La shrinkflation, une pratique sournoise mais licite. En ces temps d’inflation et de baisse de pouvoir d’achat, difficile tant pour les industriels que pour les détaillants d’augmenter leur prix. En même temps, les coûts de revient des produits et services sont nettement orientés à la hausse depuis plusieurs mois, compte tenu de l’augmentation du coût, pêle-mêle, des matières premières, de l’énergie, des salaires, ou encore du transport. Or, les répercuter sur le prix de vente est souvent une nécessité pour les entreprises si elles veulent conserver leurs marges. Mais plutôt que d’agir à visage découvert, certaines ont eu l’idée, de manière plus sournoise, de ne pas augmenter leurs prix (ou de le faire de manière raisonnable), tout en diminuant la quantité des produits.

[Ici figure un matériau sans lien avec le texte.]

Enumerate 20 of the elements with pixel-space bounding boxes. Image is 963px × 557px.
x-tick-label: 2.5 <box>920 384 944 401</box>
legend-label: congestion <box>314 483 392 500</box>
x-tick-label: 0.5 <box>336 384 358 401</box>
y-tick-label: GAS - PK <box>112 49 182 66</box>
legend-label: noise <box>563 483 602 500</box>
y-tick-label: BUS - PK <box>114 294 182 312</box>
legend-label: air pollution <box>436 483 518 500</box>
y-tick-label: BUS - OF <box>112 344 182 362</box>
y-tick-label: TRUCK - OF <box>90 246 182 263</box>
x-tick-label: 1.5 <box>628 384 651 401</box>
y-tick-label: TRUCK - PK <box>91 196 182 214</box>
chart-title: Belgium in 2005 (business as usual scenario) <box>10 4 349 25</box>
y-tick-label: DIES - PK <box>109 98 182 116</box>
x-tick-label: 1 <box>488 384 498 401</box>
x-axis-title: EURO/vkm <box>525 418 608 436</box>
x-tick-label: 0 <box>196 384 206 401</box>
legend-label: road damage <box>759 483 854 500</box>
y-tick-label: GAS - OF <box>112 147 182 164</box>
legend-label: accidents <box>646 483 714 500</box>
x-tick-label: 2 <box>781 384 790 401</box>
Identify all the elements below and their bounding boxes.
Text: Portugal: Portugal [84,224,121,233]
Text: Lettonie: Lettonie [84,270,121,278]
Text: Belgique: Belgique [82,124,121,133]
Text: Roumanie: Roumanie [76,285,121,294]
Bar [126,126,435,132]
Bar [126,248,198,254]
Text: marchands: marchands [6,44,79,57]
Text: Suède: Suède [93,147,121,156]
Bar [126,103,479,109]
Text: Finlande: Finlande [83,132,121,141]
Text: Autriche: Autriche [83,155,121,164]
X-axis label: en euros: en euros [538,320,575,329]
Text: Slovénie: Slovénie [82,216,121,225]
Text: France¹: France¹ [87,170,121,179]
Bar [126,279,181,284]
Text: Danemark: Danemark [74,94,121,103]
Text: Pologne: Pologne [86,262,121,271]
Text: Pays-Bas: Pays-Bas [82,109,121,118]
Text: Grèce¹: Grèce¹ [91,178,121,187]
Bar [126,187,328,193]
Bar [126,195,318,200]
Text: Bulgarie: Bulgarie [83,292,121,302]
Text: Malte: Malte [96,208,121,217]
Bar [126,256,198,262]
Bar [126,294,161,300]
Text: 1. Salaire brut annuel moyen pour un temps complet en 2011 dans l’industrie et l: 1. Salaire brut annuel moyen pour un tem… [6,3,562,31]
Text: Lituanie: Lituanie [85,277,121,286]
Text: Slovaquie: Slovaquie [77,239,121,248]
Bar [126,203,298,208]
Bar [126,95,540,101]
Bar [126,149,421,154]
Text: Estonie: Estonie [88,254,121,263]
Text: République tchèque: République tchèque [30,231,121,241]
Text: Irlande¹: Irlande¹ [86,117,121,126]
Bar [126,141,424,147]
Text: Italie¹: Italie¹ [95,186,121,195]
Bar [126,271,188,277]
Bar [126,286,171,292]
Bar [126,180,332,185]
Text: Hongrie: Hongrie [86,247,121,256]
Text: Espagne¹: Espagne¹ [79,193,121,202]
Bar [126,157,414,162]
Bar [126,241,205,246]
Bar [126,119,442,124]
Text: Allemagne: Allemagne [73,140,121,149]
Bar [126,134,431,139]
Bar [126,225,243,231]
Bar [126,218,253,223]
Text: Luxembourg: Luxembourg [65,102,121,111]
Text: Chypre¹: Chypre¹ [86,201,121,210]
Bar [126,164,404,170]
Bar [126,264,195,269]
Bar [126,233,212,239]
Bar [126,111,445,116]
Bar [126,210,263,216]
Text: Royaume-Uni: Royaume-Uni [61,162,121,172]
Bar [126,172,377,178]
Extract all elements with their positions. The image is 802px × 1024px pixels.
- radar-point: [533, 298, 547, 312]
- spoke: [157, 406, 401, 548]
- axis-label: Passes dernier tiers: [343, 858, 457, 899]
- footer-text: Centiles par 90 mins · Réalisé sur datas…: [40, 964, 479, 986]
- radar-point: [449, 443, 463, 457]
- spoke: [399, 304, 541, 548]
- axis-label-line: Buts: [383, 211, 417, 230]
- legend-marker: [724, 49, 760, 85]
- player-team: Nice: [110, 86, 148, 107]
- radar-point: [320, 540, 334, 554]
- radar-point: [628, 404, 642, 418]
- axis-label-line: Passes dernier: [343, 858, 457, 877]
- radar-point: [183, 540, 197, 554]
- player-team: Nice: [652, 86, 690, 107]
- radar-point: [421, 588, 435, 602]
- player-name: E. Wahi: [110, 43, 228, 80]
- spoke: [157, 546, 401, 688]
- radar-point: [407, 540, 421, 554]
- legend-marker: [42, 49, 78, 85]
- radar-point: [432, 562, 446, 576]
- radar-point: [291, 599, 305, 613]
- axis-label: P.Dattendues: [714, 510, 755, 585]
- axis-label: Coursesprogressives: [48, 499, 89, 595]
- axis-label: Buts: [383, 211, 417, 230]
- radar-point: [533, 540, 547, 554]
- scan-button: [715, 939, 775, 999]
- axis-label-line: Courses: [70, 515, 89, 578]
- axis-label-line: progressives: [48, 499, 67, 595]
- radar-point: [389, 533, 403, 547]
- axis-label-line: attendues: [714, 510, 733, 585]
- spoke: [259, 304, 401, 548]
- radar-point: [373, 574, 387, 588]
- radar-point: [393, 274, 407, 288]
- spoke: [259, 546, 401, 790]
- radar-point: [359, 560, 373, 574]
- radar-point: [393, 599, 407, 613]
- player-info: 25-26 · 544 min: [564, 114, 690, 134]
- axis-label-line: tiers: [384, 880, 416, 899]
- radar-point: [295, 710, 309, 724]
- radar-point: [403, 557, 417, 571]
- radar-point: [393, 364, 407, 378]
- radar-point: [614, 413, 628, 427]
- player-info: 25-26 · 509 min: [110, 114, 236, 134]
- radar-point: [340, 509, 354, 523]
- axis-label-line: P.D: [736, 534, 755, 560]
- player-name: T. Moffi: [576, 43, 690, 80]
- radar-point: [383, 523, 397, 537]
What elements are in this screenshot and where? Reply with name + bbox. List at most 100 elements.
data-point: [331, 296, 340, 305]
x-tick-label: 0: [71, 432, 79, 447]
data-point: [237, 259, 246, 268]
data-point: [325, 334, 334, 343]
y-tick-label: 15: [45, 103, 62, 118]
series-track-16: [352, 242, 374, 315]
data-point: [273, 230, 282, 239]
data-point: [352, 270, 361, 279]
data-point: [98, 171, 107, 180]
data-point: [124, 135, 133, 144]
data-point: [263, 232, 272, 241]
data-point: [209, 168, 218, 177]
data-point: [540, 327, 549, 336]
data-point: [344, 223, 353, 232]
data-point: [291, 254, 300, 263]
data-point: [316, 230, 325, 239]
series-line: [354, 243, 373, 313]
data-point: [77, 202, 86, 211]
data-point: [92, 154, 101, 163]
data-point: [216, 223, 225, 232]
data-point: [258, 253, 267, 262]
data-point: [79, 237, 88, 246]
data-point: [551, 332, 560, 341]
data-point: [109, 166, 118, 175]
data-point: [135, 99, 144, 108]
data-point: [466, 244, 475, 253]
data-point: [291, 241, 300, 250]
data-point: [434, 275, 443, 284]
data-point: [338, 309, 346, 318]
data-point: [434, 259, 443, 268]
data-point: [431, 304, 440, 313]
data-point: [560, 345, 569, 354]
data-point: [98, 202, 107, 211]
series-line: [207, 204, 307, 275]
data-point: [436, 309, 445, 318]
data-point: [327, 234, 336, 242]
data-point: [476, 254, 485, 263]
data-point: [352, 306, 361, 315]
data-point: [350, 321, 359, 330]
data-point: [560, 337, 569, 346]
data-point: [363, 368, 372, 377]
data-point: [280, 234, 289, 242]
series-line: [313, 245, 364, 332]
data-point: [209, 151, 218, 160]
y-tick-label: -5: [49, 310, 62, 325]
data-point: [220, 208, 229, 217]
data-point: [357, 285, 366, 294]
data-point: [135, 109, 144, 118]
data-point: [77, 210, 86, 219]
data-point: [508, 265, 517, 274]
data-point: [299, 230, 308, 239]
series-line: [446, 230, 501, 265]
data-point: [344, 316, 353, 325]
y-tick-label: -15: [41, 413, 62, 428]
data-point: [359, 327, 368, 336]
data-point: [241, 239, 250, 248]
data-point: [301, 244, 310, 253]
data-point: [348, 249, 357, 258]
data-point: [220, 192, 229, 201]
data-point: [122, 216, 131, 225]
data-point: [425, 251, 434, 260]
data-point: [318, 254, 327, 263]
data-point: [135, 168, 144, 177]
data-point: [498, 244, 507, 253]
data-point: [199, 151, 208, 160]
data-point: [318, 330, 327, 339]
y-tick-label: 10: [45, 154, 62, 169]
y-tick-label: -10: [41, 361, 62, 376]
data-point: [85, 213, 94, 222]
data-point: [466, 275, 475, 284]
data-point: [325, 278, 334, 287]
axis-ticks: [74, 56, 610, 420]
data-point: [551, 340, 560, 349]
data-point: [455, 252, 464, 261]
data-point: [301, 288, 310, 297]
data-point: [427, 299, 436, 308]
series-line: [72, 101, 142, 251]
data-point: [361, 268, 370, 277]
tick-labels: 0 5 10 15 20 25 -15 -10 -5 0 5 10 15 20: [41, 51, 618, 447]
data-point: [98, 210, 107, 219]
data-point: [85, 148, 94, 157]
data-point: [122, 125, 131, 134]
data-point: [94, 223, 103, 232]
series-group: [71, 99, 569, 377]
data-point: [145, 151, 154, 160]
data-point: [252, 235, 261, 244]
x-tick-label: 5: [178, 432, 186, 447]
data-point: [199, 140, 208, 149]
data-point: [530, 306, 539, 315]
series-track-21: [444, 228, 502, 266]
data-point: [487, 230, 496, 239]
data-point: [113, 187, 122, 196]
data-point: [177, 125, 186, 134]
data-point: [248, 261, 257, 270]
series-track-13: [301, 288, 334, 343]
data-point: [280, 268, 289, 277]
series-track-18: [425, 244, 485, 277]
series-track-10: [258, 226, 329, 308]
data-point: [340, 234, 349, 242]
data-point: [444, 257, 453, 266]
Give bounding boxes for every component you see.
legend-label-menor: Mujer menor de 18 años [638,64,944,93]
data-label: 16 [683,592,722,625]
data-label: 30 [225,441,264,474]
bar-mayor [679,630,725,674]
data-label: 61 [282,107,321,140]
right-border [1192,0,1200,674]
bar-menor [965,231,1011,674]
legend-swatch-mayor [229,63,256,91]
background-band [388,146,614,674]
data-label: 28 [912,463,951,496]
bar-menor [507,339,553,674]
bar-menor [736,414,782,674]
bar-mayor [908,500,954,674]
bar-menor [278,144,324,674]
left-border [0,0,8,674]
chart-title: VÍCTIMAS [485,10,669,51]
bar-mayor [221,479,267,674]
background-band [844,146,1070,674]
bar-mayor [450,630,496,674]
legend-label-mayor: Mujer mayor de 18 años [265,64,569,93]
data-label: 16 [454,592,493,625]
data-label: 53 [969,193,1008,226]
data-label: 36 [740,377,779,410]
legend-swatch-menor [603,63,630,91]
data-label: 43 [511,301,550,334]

Ainsi, le paquet de croquettes pour chat de 3 kilos, facturé à 6 € TTC il y a encore quelques mois est désormais vendu à 7 €, pour une quantité portée à 2,5 kilos. Nul n’est besoin d’être un as en mathématiques pour se rendre compte que le prix au kilo a, du fait de ce tour de passe-passe, significativement augmenté pour passer de 2 € à 2,8 €, soit une augmentation de 40 %. Ce n’est pas rien, même pour les amoureux des chats ! Il va sans dire que l’augmentation du prix rapporté à la quantité peut alors être difficilement perceptible par le consommateur au moment de son achat.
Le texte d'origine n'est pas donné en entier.